A large number (97%) of senior security pros hold concerns for the security of UK businesses following the UK’s departure from the EU. With nation state attacks a particular concern in 2022, worries in private and public sector organisations range from lowered standards for cybersecurity in the UK, lessened insight into emerging cyberthreats and greater barriers to intelligence sharing between the UK and its EU counterparts.
“CEOs need to be able to provide clear direction and make good decisions based on an often-fragmented pool of information. Cybersecurity is an area that is increasingly strategic, underpinning the success of every digital initiative that organisations undertake,” Said Rich Turner, SVP EMEA at CyberArk “Greater, shared understanding of the threats that can undermine these initiatives is therefore crucial. Cybersecurity works best when it is a team game. The more that nations globally – not just the UK and our EU partners – collaborate, the more resilient we are to cyberthreats.”
CyberArk research: Key findings
- Divergence in cyber regulations between the UK and EU is cited as a key contributing factor to these worries, with over a third (39%) of respondents concerned the UK is becoming a greater target for global cyberthreats as a result. This is supported by unease at the increasing skills gap in the industry (41%).
- Exactly 32% of security pros are worried about the impact of inconsistent cybersecurity legislation across borders. In the closely-related discipline of privacy, the UK’s proposal to replace the GDPR with more flexible and less stringent data protection laws would create further inconsistencies in policy between the two blocs and is likely to heighten concerns around regulatory divergence in other areas, including cybersecurity.
- Alongside this, there are clear discrepancies in the attitudes of the UK and the EU around cybersecurity investment strategies. Over half (60%) of European respondents (France, Germany, Italy and Spain), for example, state that they would prioritise funding from the EU’s National Recovery and Resilience Plan to bolster cybersecurity – the highest result of any potential spending area. While the UK’s announcement of the National Cybersecurity Strategy 2022 proves its commitment to protecting the nation’s cyber interests, there is no specific investment initiative, indicating that cybersecurity investment may be a lesser priority in the region.
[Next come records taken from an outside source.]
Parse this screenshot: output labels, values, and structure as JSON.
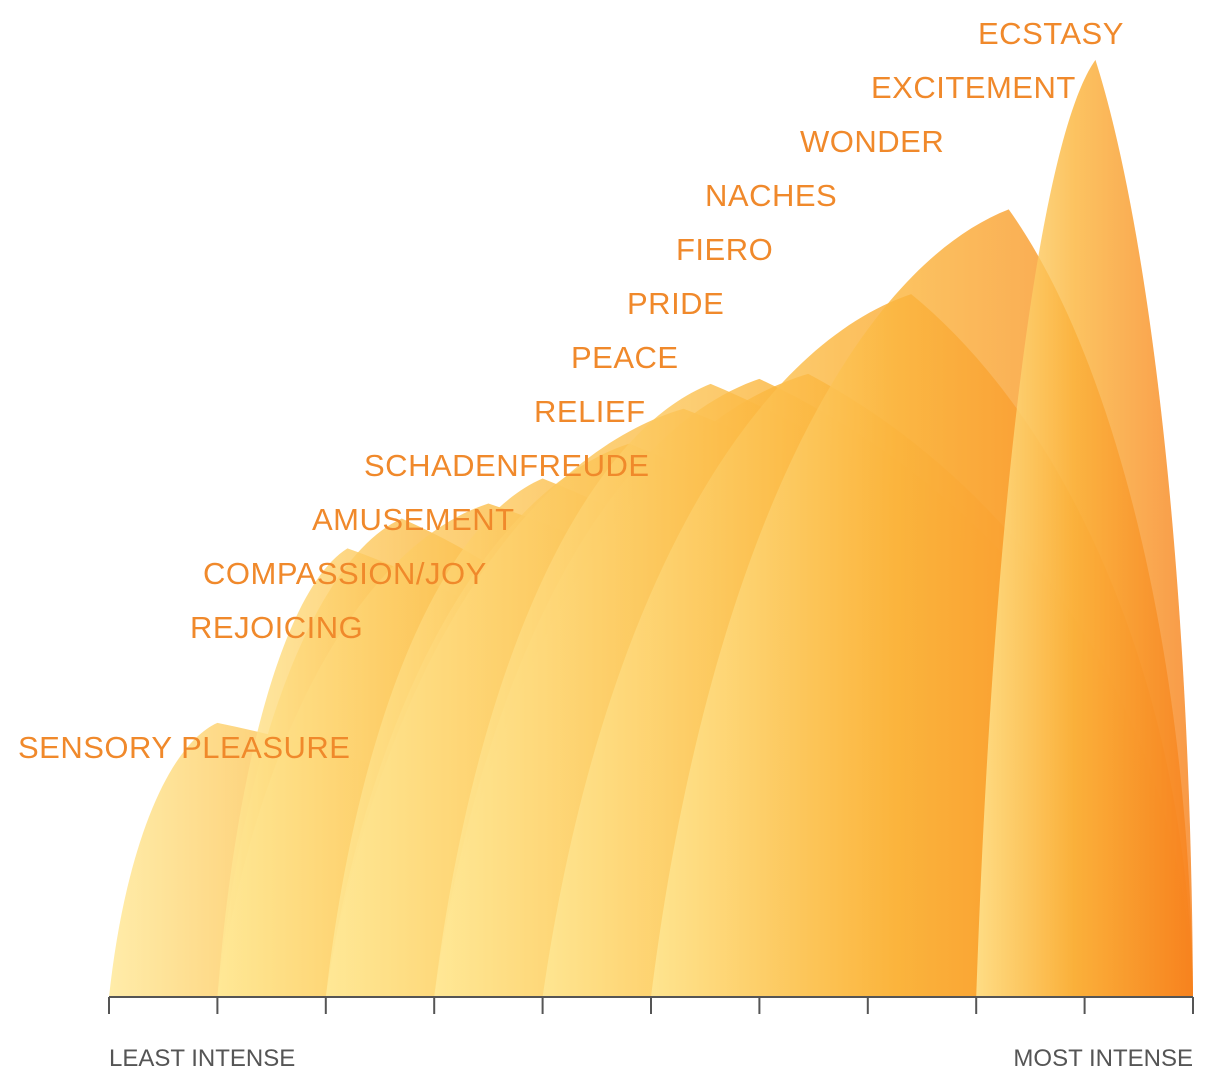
{
  "chart_data": {
    "type": "area",
    "title": "",
    "x_axis": {
      "start_label": "LEAST INTENSE",
      "end_label": "MOST INTENSE",
      "range": [
        0,
        10
      ],
      "tick_count": 11
    },
    "y_axis": {
      "range": [
        0,
        10
      ]
    },
    "series": [
      {
        "name": "SENSORY PLEASURE",
        "start": 0,
        "peak": 1,
        "end": 5,
        "intensity": 2.75
      },
      {
        "name": "REJOICING",
        "start": 1,
        "peak": 2.2,
        "end": 6,
        "intensity": 4.5
      },
      {
        "name": "COMPASSION/JOY",
        "start": 1,
        "peak": 2.7,
        "end": 6,
        "intensity": 4.8
      },
      {
        "name": "AMUSEMENT",
        "start": 1,
        "peak": 3.5,
        "end": 8,
        "intensity": 4.95
      },
      {
        "name": "SCHADENFREUDE",
        "start": 2,
        "peak": 4,
        "end": 8,
        "intensity": 5.2
      },
      {
        "name": "RELIEF",
        "start": 2,
        "peak": 4.8,
        "end": 9,
        "intensity": 5.55
      },
      {
        "name": "PEACE",
        "start": 2,
        "peak": 5.3,
        "end": 10,
        "intensity": 5.9
      },
      {
        "name": "PRIDE",
        "start": 3,
        "peak": 5.55,
        "end": 10,
        "intensity": 6.15
      },
      {
        "name": "FIERO",
        "start": 3,
        "peak": 6,
        "end": 10,
        "intensity": 6.2
      },
      {
        "name": "NACHES",
        "start": 3,
        "peak": 6.45,
        "end": 10,
        "intensity": 6.25
      },
      {
        "name": "WONDER",
        "start": 4,
        "peak": 7.4,
        "end": 10,
        "intensity": 7.05
      },
      {
        "name": "EXCITEMENT",
        "start": 5,
        "peak": 8.3,
        "end": 10,
        "intensity": 7.9
      },
      {
        "name": "ECSTASY",
        "start": 8,
        "peak": 9.1,
        "end": 10,
        "intensity": 9.4
      }
    ],
    "gradient": {
      "light": "#FFE896",
      "mid": "#FBB63E",
      "dark": "#F7821E"
    },
    "label_color": "#F0892B",
    "axis_color": "#555555",
    "grid": false,
    "legend": "inline-labels"
  }
}
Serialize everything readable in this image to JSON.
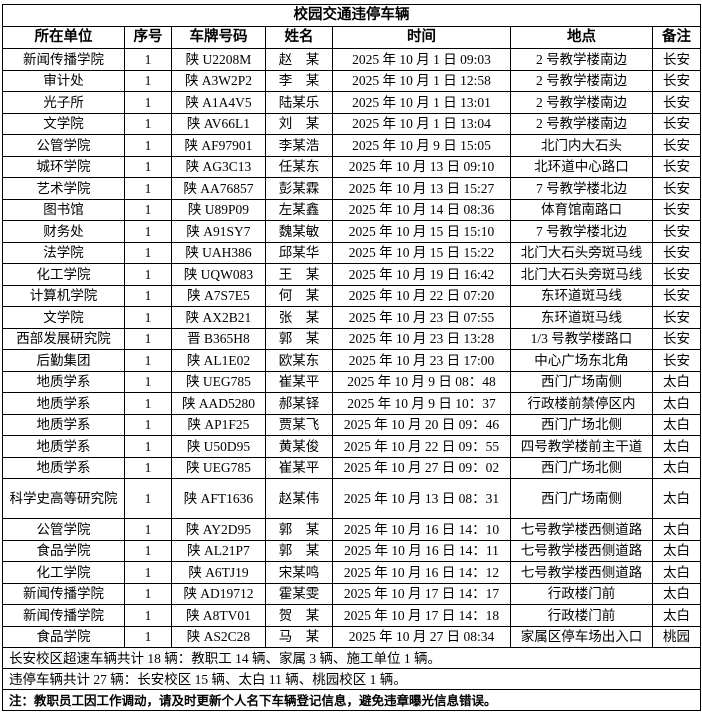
{
  "title": "校园交通违停车辆",
  "headers": [
    "所在单位",
    "序号",
    "车牌号码",
    "姓名",
    "时间",
    "地点",
    "备注"
  ],
  "rows": [
    [
      "新闻传播学院",
      "1",
      "陕 U2208M",
      "赵　某",
      "2025 年 10 月 1 日 09:03",
      "2 号教学楼南边",
      "长安"
    ],
    [
      "审计处",
      "1",
      "陕 A3W2P2",
      "李　某",
      "2025 年 10 月 1 日 12:58",
      "2 号教学楼南边",
      "长安"
    ],
    [
      "光子所",
      "1",
      "陕 A1A4V5",
      "陆某乐",
      "2025 年 10 月 1 日 13:01",
      "2 号教学楼南边",
      "长安"
    ],
    [
      "文学院",
      "1",
      "陕 AV66L1",
      "刘　某",
      "2025 年 10 月 1 日 13:04",
      "2 号教学楼南边",
      "长安"
    ],
    [
      "公管学院",
      "1",
      "陕 AF97901",
      "李某浩",
      "2025 年 10 月 9 日 15:05",
      "北门内大石头",
      "长安"
    ],
    [
      "城环学院",
      "1",
      "陕 AG3C13",
      "任某东",
      "2025 年 10 月 13 日 09:10",
      "北环道中心路口",
      "长安"
    ],
    [
      "艺术学院",
      "1",
      "陕 AA76857",
      "彭某霖",
      "2025 年 10 月 13 日 15:27",
      "7 号教学楼北边",
      "长安"
    ],
    [
      "图书馆",
      "1",
      "陕 U89P09",
      "左某鑫",
      "2025 年 10 月 14 日 08:36",
      "体育馆南路口",
      "长安"
    ],
    [
      "财务处",
      "1",
      "陕 A91SY7",
      "魏某敏",
      "2025 年 10 月 15 日 15:10",
      "7 号教学楼北边",
      "长安"
    ],
    [
      "法学院",
      "1",
      "陕 UAH386",
      "邱某华",
      "2025 年 10 月 15 日 15:22",
      "北门大石头旁斑马线",
      "长安"
    ],
    [
      "化工学院",
      "1",
      "陕 UQW083",
      "王　某",
      "2025 年 10 月 19 日 16:42",
      "北门大石头旁斑马线",
      "长安"
    ],
    [
      "计算机学院",
      "1",
      "陕 A7S7E5",
      "何　某",
      "2025 年 10 月 22 日 07:20",
      "东环道斑马线",
      "长安"
    ],
    [
      "文学院",
      "1",
      "陕 AX2B21",
      "张　某",
      "2025 年 10 月 23 日 07:55",
      "东环道斑马线",
      "长安"
    ],
    [
      "西部发展研究院",
      "1",
      "晋 B365H8",
      "郭　某",
      "2025 年 10 月 23 日 13:28",
      "1/3 号教学楼路口",
      "长安"
    ],
    [
      "后勤集团",
      "1",
      "陕 AL1E02",
      "欧某东",
      "2025 年 10 月 23 日 17:00",
      "中心广场东北角",
      "长安"
    ],
    [
      "地质学系",
      "1",
      "陕 UEG785",
      "崔某平",
      "2025 年 10 月 9 日 08：48",
      "西门广场南侧",
      "太白"
    ],
    [
      "地质学系",
      "1",
      "陕 AAD5280",
      "郝某铎",
      "2025 年 10 月 9 日 10：37",
      "行政楼前禁停区内",
      "太白"
    ],
    [
      "地质学系",
      "1",
      "陕 AP1F25",
      "贾某飞",
      "2025 年 10 月 20 日 09：46",
      "西门广场北侧",
      "太白"
    ],
    [
      "地质学系",
      "1",
      "陕 U50D95",
      "黄某俊",
      "2025 年 10 月 22 日 09：55",
      "四号教学楼前主干道",
      "太白"
    ],
    [
      "地质学系",
      "1",
      "陕 UEG785",
      "崔某平",
      "2025 年 10 月 27 日 09：02",
      "西门广场北侧",
      "太白"
    ],
    [
      "科学史高等研究院",
      "1",
      "陕 AFT1636",
      "赵某伟",
      "2025 年 10 月 13 日 08：31",
      "西门广场南侧",
      "太白"
    ],
    [
      "公管学院",
      "1",
      "陕 AY2D95",
      "郭　某",
      "2025 年 10 月 16 日 14：10",
      "七号教学楼西侧道路",
      "太白"
    ],
    [
      "食品学院",
      "1",
      "陕 AL21P7",
      "郭　某",
      "2025 年 10 月 16 日 14：11",
      "七号教学楼西侧道路",
      "太白"
    ],
    [
      "化工学院",
      "1",
      "陕 A6TJ19",
      "宋某鸣",
      "2025 年 10 月 16 日 14：12",
      "七号教学楼西侧道路",
      "太白"
    ],
    [
      "新闻传播学院",
      "1",
      "陕 AD19712",
      "霍某雯",
      "2025 年 10 月 17 日 14：17",
      "行政楼门前",
      "太白"
    ],
    [
      "新闻传播学院",
      "1",
      "陕 A8TV01",
      "贺　某",
      "2025 年 10 月 17 日 14：18",
      "行政楼门前",
      "太白"
    ],
    [
      "食品学院",
      "1",
      "陕 AS2C28",
      "马　某",
      "2025 年 10 月 27 日 08:34",
      "家属区停车场出入口",
      "桃园"
    ]
  ],
  "footer": [
    "长安校区超速车辆共计 18 辆：教职工 14 辆、家属 3 辆、施工单位 1 辆。",
    "违停车辆共计 27 辆：长安校区 15 辆、太白 11 辆、桃园校区 1 辆。"
  ],
  "note": "注：教职员工因工作调动，请及时更新个人名下车辆登记信息，避免违章曝光信息错误。"
}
- When it comes to the security of the UK, elevating security within overall business strategies will be essential to navigating a fast-changing cyber environment and keeping businesses, their customers and employees secure from threats. Positively, many UK organisations are already stepping up to the challenge; 90% now have an executive involved in cybersecurity planning/decision making and 63% have accelerated cybersecurity initiatives in the last 12 months. Prioritising collaboration can further bolster our collective ability to secure against cyberattack.